Ich musterte unseren Tischnachbarn unauffällig. Ich schätzte ihn auf vielleicht Ende sechzig, Anfang siebzig. Ein liebenswürdiger, bescheiden wirkender Mann mit Brille, der mit angenehmer Stimme berndeutsch sprach. Niemand, der sich in den Vordergrund drängen würde. Unverdächtig, sympathisch.
«Sind Sie ein Physiker?», fragte ich.
Er neigte den Kopf. «Experimentalphysiker, ja.»
Rasch wechselte ich einen Blick mit Martin. Der nickte kaum merklich.
«Das wäre sehr nett, Herr …»
Er lächelte: «Jenni.»
Ich streckte ihm die Hand entgegen.
«Kassandra Bergen», erwiderte ich und schüttelte herzlich seine Rechte. «Und das hier ist Martin Rychener. Wir warten auf einen Freund, der als theoretischer Physiker am CERN arbeitet – er ist gerade an einem Meeting. Er hat uns freundlicherweise herumgeführt, uns die Anlagen gezeigt. Faszinierend», schloss ich enthusiastisch.
«Sind Sie vom Fach?», fragte Herr Jenni höflich.
«Gute Güte, nein», wehrte ich entgeistert ab. «Wir sind Psychiater, alle beide. Und», ich beugte mich vertraulich vor, «zudem sind wir Buchautoren und recherchieren gerade für einen Krimi, der im Wissenschaftsmilieu spielen soll.»
Herr Jenni hob interessiert die Augenbrauen, was mich begeisterte – nach all der höflichen Zerstreutheit, die wir an Erics Fachkollegen bislang bemerkt hatten, war es erfrischend, auf jemanden zu stossen, der ernsthaft wissen wollte, was Martin und ich hier trieben.
«Was für Bücher haben Sie denn bisher geschrieben?»
Ich hüstelte angelegentlich. «Leider noch gar keine – die klinische Arbeit, verstehen Sie, sie nimmt uns dermassen in Anspruch. Es ist wahnsinnig schwierig, genug Zeit für kreative Projekte zu finden. Aber jetzt gehen wir dahinter, nicht wahr? Dafür sind wir ja hier – zum Recherchieren, nicht wahr?»

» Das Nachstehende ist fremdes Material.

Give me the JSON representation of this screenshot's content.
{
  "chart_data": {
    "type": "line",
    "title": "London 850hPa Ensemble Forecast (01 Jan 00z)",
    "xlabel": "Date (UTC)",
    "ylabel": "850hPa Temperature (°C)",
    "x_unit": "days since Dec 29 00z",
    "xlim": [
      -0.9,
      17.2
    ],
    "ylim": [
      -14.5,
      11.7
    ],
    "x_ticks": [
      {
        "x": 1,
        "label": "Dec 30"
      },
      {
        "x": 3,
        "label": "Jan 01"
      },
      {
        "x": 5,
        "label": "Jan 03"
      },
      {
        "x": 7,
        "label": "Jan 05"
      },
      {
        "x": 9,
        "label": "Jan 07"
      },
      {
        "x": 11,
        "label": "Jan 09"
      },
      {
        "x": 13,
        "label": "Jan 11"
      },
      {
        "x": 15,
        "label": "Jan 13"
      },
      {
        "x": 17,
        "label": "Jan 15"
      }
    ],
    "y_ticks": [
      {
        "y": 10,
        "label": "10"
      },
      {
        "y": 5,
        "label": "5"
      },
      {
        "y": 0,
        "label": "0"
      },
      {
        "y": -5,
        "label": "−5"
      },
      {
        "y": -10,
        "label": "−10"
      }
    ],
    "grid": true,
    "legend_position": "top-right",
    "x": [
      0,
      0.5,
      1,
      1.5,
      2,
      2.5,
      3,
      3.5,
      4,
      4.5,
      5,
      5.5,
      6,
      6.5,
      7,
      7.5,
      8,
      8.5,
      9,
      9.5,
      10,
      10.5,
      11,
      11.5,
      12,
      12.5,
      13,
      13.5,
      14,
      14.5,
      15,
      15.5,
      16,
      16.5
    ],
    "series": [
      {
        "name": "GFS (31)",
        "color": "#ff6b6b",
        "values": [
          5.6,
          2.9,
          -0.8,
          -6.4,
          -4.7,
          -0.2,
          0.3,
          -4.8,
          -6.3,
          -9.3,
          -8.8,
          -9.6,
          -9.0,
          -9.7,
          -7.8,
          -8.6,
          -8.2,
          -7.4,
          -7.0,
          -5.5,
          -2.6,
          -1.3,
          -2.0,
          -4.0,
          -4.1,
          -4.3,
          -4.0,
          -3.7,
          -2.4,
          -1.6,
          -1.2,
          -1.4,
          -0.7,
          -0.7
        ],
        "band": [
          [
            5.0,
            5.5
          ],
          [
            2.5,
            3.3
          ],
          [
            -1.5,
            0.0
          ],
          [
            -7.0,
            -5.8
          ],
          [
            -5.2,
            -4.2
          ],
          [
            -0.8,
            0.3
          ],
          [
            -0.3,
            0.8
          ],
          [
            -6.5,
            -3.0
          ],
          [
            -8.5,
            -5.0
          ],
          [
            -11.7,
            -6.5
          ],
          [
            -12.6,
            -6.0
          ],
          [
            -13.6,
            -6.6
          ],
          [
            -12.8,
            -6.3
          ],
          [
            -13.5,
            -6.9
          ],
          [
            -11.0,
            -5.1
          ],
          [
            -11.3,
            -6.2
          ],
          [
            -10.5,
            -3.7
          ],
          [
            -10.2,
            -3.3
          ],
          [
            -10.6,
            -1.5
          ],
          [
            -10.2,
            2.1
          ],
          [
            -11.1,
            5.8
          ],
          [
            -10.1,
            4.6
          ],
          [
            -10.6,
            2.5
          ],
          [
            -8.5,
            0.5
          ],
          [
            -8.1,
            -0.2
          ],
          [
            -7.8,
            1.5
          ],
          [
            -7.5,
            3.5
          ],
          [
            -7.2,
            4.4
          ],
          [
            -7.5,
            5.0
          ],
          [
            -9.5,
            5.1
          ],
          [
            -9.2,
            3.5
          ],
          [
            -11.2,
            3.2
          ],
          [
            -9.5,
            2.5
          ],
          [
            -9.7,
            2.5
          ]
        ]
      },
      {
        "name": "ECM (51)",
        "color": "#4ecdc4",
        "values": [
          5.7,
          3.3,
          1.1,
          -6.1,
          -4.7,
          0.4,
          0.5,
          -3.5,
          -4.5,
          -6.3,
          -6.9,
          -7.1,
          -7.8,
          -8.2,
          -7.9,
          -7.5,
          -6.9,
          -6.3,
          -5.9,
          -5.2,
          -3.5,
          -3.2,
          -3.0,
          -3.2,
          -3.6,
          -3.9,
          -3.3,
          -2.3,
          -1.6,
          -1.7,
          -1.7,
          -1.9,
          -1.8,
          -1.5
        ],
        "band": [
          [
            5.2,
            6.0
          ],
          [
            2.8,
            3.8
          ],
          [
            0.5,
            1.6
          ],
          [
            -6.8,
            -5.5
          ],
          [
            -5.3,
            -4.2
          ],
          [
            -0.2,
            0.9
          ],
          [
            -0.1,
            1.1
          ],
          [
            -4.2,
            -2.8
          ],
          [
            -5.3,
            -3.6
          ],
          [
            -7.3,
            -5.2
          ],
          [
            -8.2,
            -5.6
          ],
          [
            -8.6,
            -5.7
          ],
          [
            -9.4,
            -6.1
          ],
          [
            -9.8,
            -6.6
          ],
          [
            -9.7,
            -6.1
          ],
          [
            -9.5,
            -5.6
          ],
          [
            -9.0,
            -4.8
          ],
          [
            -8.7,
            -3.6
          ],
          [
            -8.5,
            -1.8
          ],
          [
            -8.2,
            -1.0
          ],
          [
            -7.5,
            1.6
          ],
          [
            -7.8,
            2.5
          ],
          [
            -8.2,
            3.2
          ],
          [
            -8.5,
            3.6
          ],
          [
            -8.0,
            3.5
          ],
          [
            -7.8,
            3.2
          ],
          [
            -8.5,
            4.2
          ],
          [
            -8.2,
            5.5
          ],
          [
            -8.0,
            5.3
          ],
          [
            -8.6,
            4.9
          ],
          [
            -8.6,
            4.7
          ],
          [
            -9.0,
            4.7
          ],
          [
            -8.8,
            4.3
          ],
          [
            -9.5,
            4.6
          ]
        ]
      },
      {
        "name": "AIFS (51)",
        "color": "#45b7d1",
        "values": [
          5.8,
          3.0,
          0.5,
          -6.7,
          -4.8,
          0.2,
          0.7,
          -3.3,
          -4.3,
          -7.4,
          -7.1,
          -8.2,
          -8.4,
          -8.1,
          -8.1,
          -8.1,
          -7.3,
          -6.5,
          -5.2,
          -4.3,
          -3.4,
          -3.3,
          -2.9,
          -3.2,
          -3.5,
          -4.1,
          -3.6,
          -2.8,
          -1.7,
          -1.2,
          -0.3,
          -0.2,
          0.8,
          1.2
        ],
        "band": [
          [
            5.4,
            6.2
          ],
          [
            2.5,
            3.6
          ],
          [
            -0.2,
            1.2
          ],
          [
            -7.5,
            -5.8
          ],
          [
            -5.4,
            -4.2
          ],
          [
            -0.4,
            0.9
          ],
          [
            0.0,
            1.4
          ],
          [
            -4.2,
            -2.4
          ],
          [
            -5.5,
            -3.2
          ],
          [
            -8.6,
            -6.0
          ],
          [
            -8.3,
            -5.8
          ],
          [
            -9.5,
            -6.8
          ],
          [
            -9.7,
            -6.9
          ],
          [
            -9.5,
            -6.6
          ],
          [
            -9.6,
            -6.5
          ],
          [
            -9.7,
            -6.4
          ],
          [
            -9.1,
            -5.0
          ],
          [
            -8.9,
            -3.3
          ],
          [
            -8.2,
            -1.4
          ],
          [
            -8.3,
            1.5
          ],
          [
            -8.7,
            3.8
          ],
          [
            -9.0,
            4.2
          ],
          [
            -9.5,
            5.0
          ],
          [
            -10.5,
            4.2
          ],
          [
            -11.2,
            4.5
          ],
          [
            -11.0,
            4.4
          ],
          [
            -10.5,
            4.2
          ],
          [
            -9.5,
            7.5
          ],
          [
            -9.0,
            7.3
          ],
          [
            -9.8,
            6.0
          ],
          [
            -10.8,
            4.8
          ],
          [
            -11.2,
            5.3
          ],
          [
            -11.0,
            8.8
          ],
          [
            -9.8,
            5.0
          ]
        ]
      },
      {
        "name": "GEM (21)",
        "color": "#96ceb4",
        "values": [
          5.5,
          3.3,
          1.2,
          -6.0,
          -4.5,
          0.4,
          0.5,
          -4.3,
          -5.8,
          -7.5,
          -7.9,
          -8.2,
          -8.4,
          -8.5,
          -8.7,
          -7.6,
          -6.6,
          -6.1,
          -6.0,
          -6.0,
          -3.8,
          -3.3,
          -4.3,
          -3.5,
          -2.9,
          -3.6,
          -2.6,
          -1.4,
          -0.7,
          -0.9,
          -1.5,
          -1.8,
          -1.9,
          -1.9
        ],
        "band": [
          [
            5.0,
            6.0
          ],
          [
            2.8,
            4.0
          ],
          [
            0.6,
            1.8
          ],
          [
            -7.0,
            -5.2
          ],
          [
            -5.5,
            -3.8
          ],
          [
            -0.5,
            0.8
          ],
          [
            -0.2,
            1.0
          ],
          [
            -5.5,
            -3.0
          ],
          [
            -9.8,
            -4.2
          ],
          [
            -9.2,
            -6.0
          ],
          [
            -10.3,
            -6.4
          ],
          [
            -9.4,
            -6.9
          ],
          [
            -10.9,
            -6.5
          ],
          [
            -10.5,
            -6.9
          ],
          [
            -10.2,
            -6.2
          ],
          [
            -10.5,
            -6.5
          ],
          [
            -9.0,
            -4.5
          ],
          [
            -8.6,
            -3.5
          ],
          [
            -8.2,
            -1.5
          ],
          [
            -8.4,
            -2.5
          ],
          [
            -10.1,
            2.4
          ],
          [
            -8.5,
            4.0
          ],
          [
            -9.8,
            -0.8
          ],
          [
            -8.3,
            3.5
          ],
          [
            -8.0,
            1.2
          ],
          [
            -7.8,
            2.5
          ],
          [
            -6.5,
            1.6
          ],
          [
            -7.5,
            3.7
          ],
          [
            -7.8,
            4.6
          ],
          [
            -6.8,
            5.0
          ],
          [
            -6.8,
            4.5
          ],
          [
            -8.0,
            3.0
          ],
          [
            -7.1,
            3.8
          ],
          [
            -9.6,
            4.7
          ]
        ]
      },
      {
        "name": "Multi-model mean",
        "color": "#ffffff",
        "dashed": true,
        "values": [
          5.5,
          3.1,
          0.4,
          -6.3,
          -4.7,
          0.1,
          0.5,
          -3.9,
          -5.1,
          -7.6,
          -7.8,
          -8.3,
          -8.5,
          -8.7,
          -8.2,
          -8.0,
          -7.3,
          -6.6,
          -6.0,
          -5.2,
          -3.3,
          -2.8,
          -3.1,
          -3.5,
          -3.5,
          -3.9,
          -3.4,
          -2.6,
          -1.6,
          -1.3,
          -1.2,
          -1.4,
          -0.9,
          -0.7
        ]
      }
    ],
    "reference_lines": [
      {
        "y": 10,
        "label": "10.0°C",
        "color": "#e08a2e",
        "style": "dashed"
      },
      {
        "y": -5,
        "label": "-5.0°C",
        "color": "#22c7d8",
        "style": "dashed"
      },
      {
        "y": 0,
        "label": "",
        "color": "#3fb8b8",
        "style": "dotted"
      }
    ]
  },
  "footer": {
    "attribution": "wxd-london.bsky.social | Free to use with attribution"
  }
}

Ich blickte Martin auffordernd an, und der nickte gehorsam.
«Ah», sagte Herr Jenni nur.
Ich hatte das ungute Gefühl, in den intelligenten Augen hinter den Brillengläsern etwas aufblitzen zu sehen. Durchschaute er die Schwindelei? Oder nahm er uns unsere Geschichte ab? Wieviel von unserem Gespräch hatte er mitangehört? Und wieviel davon verstanden und richtig eingeordnet?
«Und in welche Richtung recherchieren Sie?»
Täuschte ich mich, oder lag in seinen Worten ein Hauch Ironie, verborgen hinter der Freundlichkeit?
«Unsere Handlungsskizze», schaltete Martin sich ein, «sieht vor, dass ein theoretischer Physiker sich mit kriminellen Machenschaften konfrontiert sieht. Es geht um Geld, Reputation, Konkurrenz, Ruhm, um den Missbrauch von Forschungsergebnissen. Wir benötigen nun eine solide Wissensgrundlage, um die Zusammenhänge richtig darzustellen. Deshalb möchten wir natürlich von den Experten wissen, wo innerhalb des Fachgebiets solche Machenschaften überhaupt denkbar wären.»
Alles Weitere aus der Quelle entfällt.